Ching recalls feeling stumped when she dropped her children off at a Chinese day camp in Cupertino last summer.
"The instructor yelled, 'Attention,' and the kids just stopped whatever they were doing and snapped to attention," she says.
Ching, who has unpleasant memories of being made to stand at attention for hours in the sun at school assemblies in Taiwan, couldn't believe that her children actually thought it was fun.
"I guess it's so different at McAuliffe," she says. "No one ever asks them to even stand up or sit down. This was something new."
Among other things parents most appreciate about American schools are the emphasis on understanding over rote learning, the hands-on, project-based approach and the respect accorded different learning styles.
Hopes and fears
Ching knows that Asian parents are often seen as academically "pushy" and not appreciating extracurricular activities enough. But pushing her son to finish his homework, or to put a little more effort into an assignment, makes more sense to her than the pushiness she sees other parents show in their children's sports, or the pressure that some parents put on children to date, when they aren't quite ready to.

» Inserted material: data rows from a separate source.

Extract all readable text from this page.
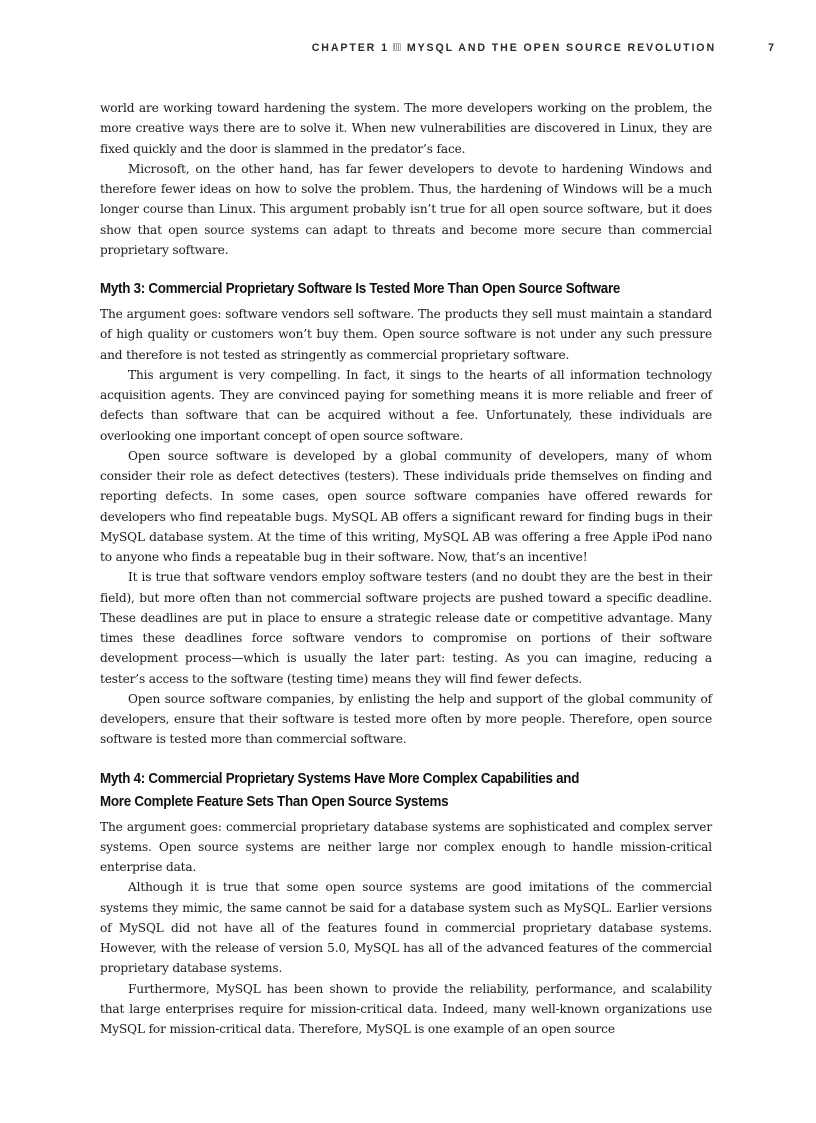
CHAPTER 1 MYSQL AND THE OPEN SOURCE REVOLUTION	7

world are working toward hardening the system. The more developers working on the problem, the more creative ways there are to solve it. When new vulnerabilities are discovered in Linux, they are fixed quickly and the door is slammed in the predator’s face.

Microsoft, on the other hand, has far fewer developers to devote to hardening Windows and therefore fewer ideas on how to solve the problem. Thus, the hardening of Windows will be a much longer course than Linux. This argument probably isn’t true for all open source software, but it does show that open source systems can adapt to threats and become more secure than commercial proprietary software.

Myth 3: Commercial Proprietary Software Is Tested More Than Open Source Software

The argument goes: software vendors sell software. The products they sell must maintain a standard of high quality or customers won’t buy them. Open source software is not under any such pressure and therefore is not tested as stringently as commercial proprietary software.

This argument is very compelling. In fact, it sings to the hearts of all information technology acquisition agents. They are convinced paying for something means it is more reliable and freer of defects than software that can be acquired without a fee. Unfortunately, these individuals are overlooking one important concept of open source software.

Open source software is developed by a global community of developers, many of whom consider their role as defect detectives (testers). These individuals pride themselves on finding and reporting defects. In some cases, open source software companies have offered rewards for developers who find repeatable bugs. MySQL AB offers a significant reward for finding bugs in their MySQL database system. At the time of this writing, MySQL AB was offering a free Apple iPod nano to anyone who finds a repeatable bug in their software. Now, that’s an incentive!

It is true that software vendors employ software testers (and no doubt they are the best in their field), but more often than not commercial software projects are pushed toward a specific deadline. These deadlines are put in place to ensure a strategic release date or competitive advantage. Many times these deadlines force software vendors to compromise on portions of their software development process—which is usually the later part: testing. As you can imagine, reducing a tester’s access to the software (testing time) means they will find fewer defects.

Open source software companies, by enlisting the help and support of the global community of developers, ensure that their software is tested more often by more people. Therefore, open source software is tested more than commercial software.

Myth 4: Commercial Proprietary Systems Have More Complex Capabilities and
More Complete Feature Sets Than Open Source Systems

The argument goes: commercial proprietary database systems are sophisticated and complex server systems. Open source systems are neither large nor complex enough to handle mission-critical enterprise data.

Although it is true that some open source systems are good imitations of the commercial systems they mimic, the same cannot be said for a database system such as MySQL. Earlier versions of MySQL did not have all of the features found in commercial proprietary database systems. However, with the release of version 5.0, MySQL has all of the advanced features of the commercial proprietary database systems.

Furthermore, MySQL has been shown to provide the reliability, performance, and scalability that large enterprises require for mission-critical data. Indeed, many well-known organizations use MySQL for mission-critical data. Therefore, MySQL is one example of an open source
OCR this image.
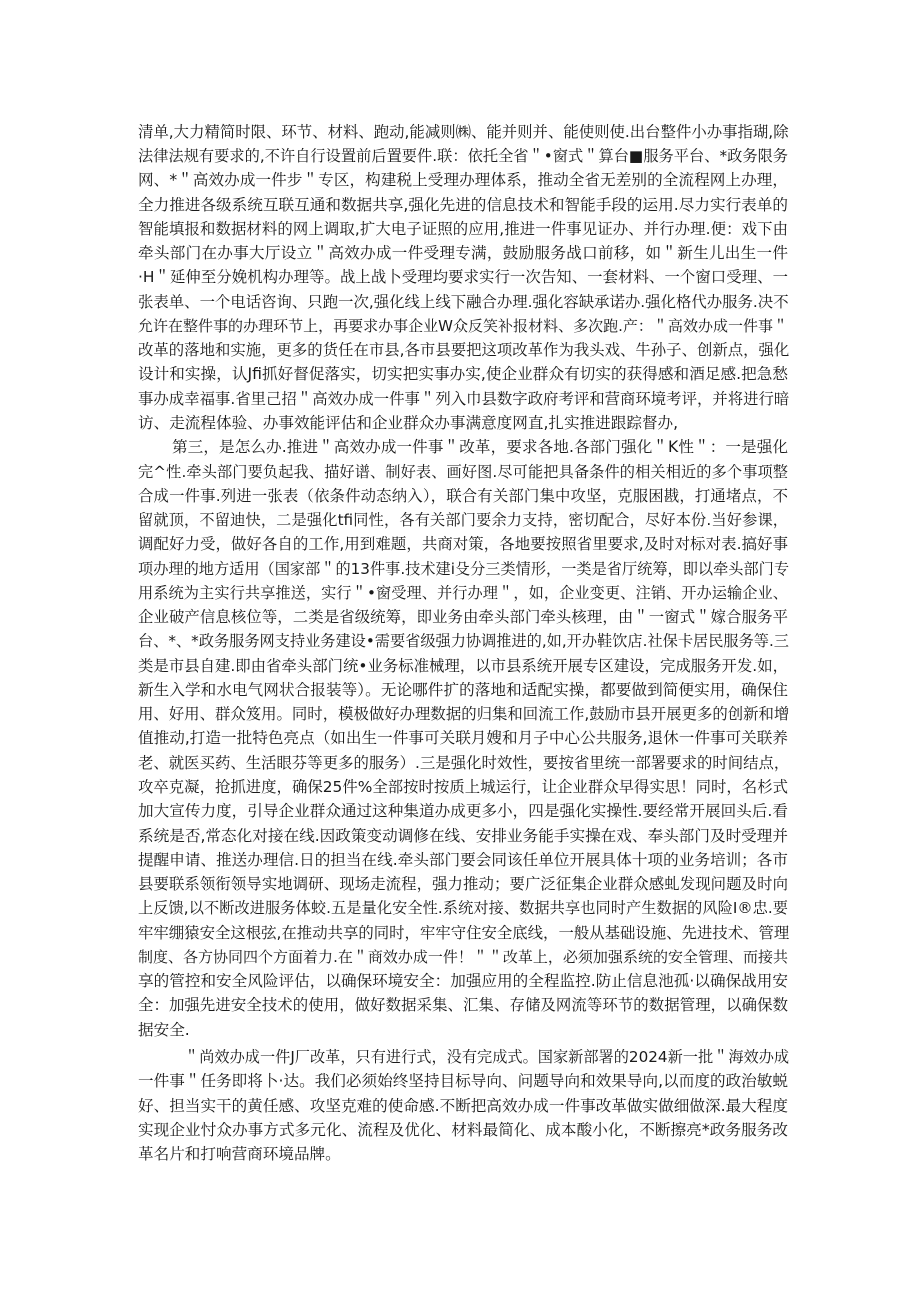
清单,大力精简时限、环节、材料、跑动,能减则㈱、能并则并、能使则使.出台整件小办事指瑚,除

法律法规有要求的,不许自行设置前后置要件.联：依托全省＂•窗式＂算台■服务平台、*政务限务

网、*＂高效办成一件步＂专区，构建税上受理办理体系，推动全省无差别的全流程网上办理，

全力推进各级系统互联互通和数据共享,强化先进的信息技术和智能手段的运用.尽力实行表单的

智能填报和数据材料的网上调取,扩大电子证照的应用,推进一件事见证办、并行办理.便：戏下由

牵头部门在办事大厅设立＂高效办成一件受理专满，鼓励服务战口前移，如＂新生儿出生一件

·H＂延伸至分娩机构办理等。战上战卜受理均要求实行一次告知、一套材料、一个窗口受理、一

张表单、一个电话咨询、只跑一次,强化线上线下融合办理.强化容缺承诺办.强化格代办服务.决不

允许在整件事的办理环节上，再要求办事企业W众反笑补报材料、多次跑.产：＂高效办成一件事＂

改革的落地和实施，更多的货任在市县,各市县要把这项改革作为我头戏、牛孙子、创新点，强化

设计和实操，认Jfi抓好督促落实，切实把实事办实,使企业群众有切实的获得感和酒足感.把急愁

事办成幸福事.省里己招＂高效办成一件事＂列入巾县数字政府考评和营商环境考评，并将进行暗

访、走流程体验、办事效能评估和企业群众办事满意度网直,扎实推进跟踪督办,

第三，是怎么办.推进＂高效办成一件事＂改革，要求各地.各部门强化＂K性＂：一是强化

完^性.牵头部门要负起我、描好谱、制好表、画好图.尽可能把具备条件的相关相近的多个事项整

合成一件事.列进一张表（依条件动态纳入），联合有关部门集中攻坚，克服困戡，打通堵点，不

留就顶，不留迪快，二是强化tfi同性，各有关部门要余力支持，密切配合，尽好本份.当好参课，

调配好力受，做好各自的工作,用到难题，共商对策，各地要按照省里要求,及时对标对表.搞好事

项办理的地方适用（国家部＂的13件事.技术建i殳分三类情形，一类是省厅统筹，即以牵头部门专

用系统为主实行共享推送，实行＂•窗受理、并行办理＂，如，企业变更、注销、开办运输企业、

企业破产信息核位等，二类是省级统筹，即业务由牵头部门牵头核理，由＂一窗式＂嫁合服务平

台、*、*政务服务网支持业务建设•需要省级强力协调推进的,如,开办鞋饮店.社保卡居民服务等.三

类是市县自建.即由省牵头部门统•业务标准械理，以市县系统开展专区建设，完成服务开发.如，

新生入学和水电气网状合报装等）。无论哪件扩的落地和适配实操，都要做到简便实用，确保住

用、好用、群众笈用。同时，模极做好办理数据的归集和回流工作,鼓励市县开展更多的创新和增

值推动,打造一批特色亮点（如出生一件事可关联月嫂和月子中心公共服务,退休一件事可关联养

老、就医买药、生活眼芬等更多的服务）.三是强化时效性，要按省里统一部署要求的时间结点，

攻卒克凝，抢抓进度，确保25件%全部按时按质上城运行，让企业群众早得实思！同时，名杉式

加大宣传力度，引导企业群众通过这种集道办成更多小，四是强化实操性.要经常开展回头后.看

系统是否,常态化对接在线.因政策变动调修在线、安排业务能手实操在戏、奉头部门及时受理并

提醒申请、推送办理信.日的担当在线.牵头部门要会同该任单位开展具体十项的业务培训；各市

县要联系领衔领导实地调研、现场走流程，强力推动；要广泛征集企业群众感虬发现问题及时向

上反馈,以不断改进服务体蛟.五是量化安全性.系统对接、数据共享也同时产生数据的风险I®忠.要

牢牢绷猿安全这根弦,在推动共享的同时，牢牢守住安全底线，一般从基础设施、先进技术、管理

制度、各方协同四个方面着力.在＂商效办成一件！＂＂改革上，必须加强系统的安全管理、而接共

享的管控和安全风险评估，以确保环境安全：加强应用的全程监控.防止信息池孤·以确保战用安

全：加强先进安全技术的使用，做好数据采集、汇集、存储及网流等环节的数据管理，以确保数

据安全.

＂尚效办成一件J厂改革，只有进行式，没有完成式。国家新部署的2024新一批＂海效办成

一件事＂任务即将卜·达。我们必须始终坚持目标导向、问题导向和效果导向,以而度的政治敏蜕

好、担当实干的黄任感、攻坚克难的使命感.不断把高效办成一件事改革做实做细做深.最大程度

实现企业忖众办事方式多元化、流程及优化、材料最简化、成本酸小化，不断擦亮*政务服务改

革名片和打响营商环境品牌。
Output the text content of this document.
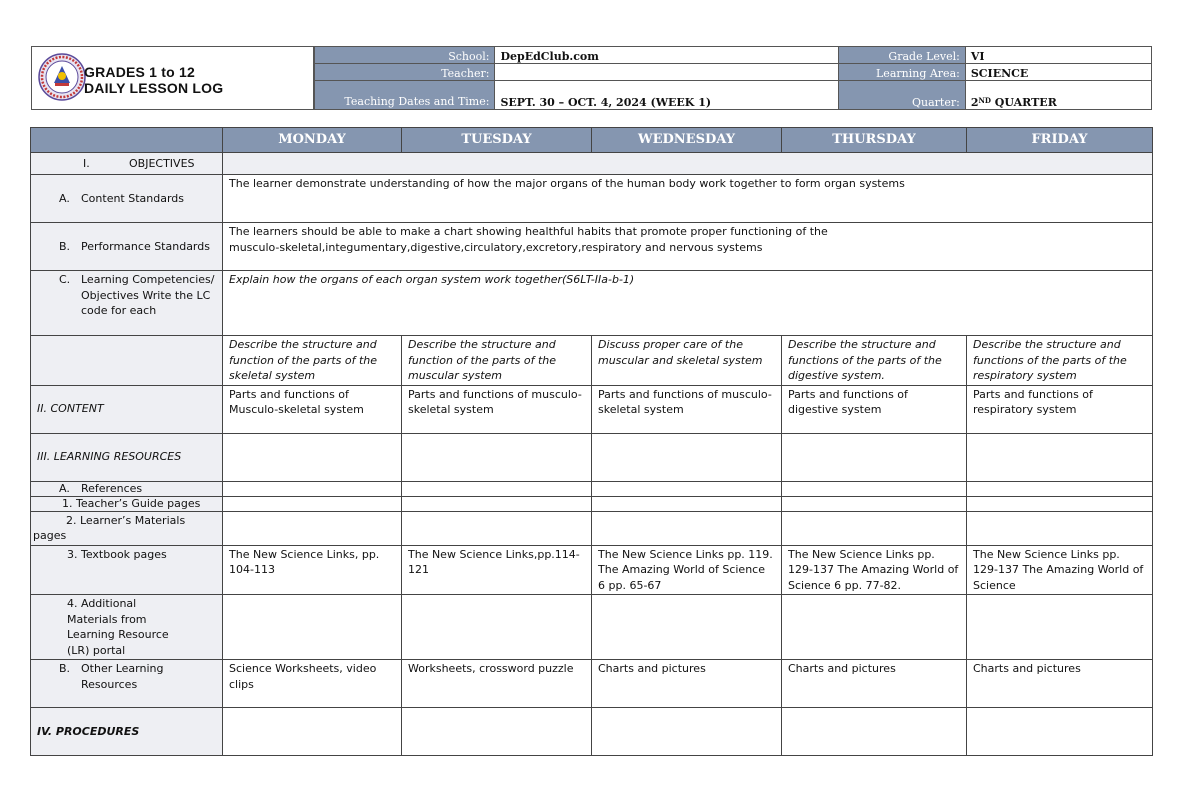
GRADES 1 to 12
DAILY LESSON LOG
School:	DepEdClub.com	Grade Level:	VI
Teacher:		Learning Area:	SCIENCE
Teaching Dates and Time:	SEPT. 30 – OCT. 4, 2024 (WEEK 1)	Quarter:	2ND QUARTER
	MONDAY	TUESDAY	WEDNESDAY	THURSDAY	FRIDAY
I. OBJECTIVES					

A. Content Standards	The learner demonstrate understanding of how the major organs of the human body work together to form organ systems				

B. Performance Standards	The learners should be able to make a chart showing healthful habits that promote proper functioning of the musculo-skeletal,integumentary,digestive,circulatory,excretory,respiratory and nervous systems				

C. Learning Competencies/ Objectives Write the LC code for each	Explain how the organs of each organ system work together(S6LT-IIa-b-1)				
	Describe the structure and function of the parts of the skeletal system	Describe the structure and function of the parts of the muscular system	Discuss proper care of the muscular and skeletal system	Describe the structure and functions of the parts of the digestive system.	Describe the structure and functions of the parts of the respiratory system
II. CONTENT	Parts and functions of Musculo-skeletal system	Parts and functions of musculo-skeletal system	Parts and functions of musculo-skeletal system	Parts and functions of digestive system	Parts and functions of respiratory system
III. LEARNING RESOURCES					

A. References					

1. Teacher’s Guide pages					

2. Learner’s Materials
pages					

3. Textbook pages	The New Science Links, pp. 104-113	The New Science Links,pp.114-121	The New Science Links pp. 119. The Amazing World of Science 6 pp. 65-67	The New Science Links pp. 129-137 The Amazing World of Science 6 pp. 77-82.	The New Science Links pp. 129-137 The Amazing World of Science
4. Additional Materials from Learning Resource (LR) portal					

B. Other Learning Resources	Science Worksheets, video clips	Worksheets, crossword puzzle	Charts and pictures	Charts and pictures	Charts and pictures
IV. PROCEDURES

Srinivasan explains the importance accorded education in Hindu tradition.
"This is a stage in life devoted to studies and preparation for becoming a contributing member of society," she says. "In the olden days that meant leaving your family and living with your 'guru' or teacher--cutting yourself off from friends and the distractions of socialization."
Although she appreciates the value of extracurricular activities, she does sometimes worry that her daughter takes on too much to be able to handle comfortably.
Acknowledging that Asian cultures tend to feel college is important, Oppus-Moe points out that new immigrants will always see financial security as a first imperative.
"My own attitude toward college is still evolving," she says.
A recent visit with a friend of her husband's who went to trade school rather than college, and is now doing very well, made her rethink her children's options.
"The big difference is that, unlike in Asian countries, there is a dignity attached to every job here. Nothing is looked down upon. It's a much more classless society than the ones we grew up in," she says.
Still, her daughter complains that she has to work really hard to be an average student at Monta Vista.
"It's true," Oppus-Moe says. "You stick out if you're not a good student. But the fact is this is a very comfortable, affluent society of very well educated families with high-paying jobs. We want our children to have that as well. I don't see that as being a particularly Asian trait."
For Srinivasan, ultimately these are concerns that parents of all cultures share. And for immigrant families, for whom friends take on the role of the extended family, it is a big plus to be living in an area where she knows all her friends, no matter their racial origin, have similar values and hopes and fears for their children.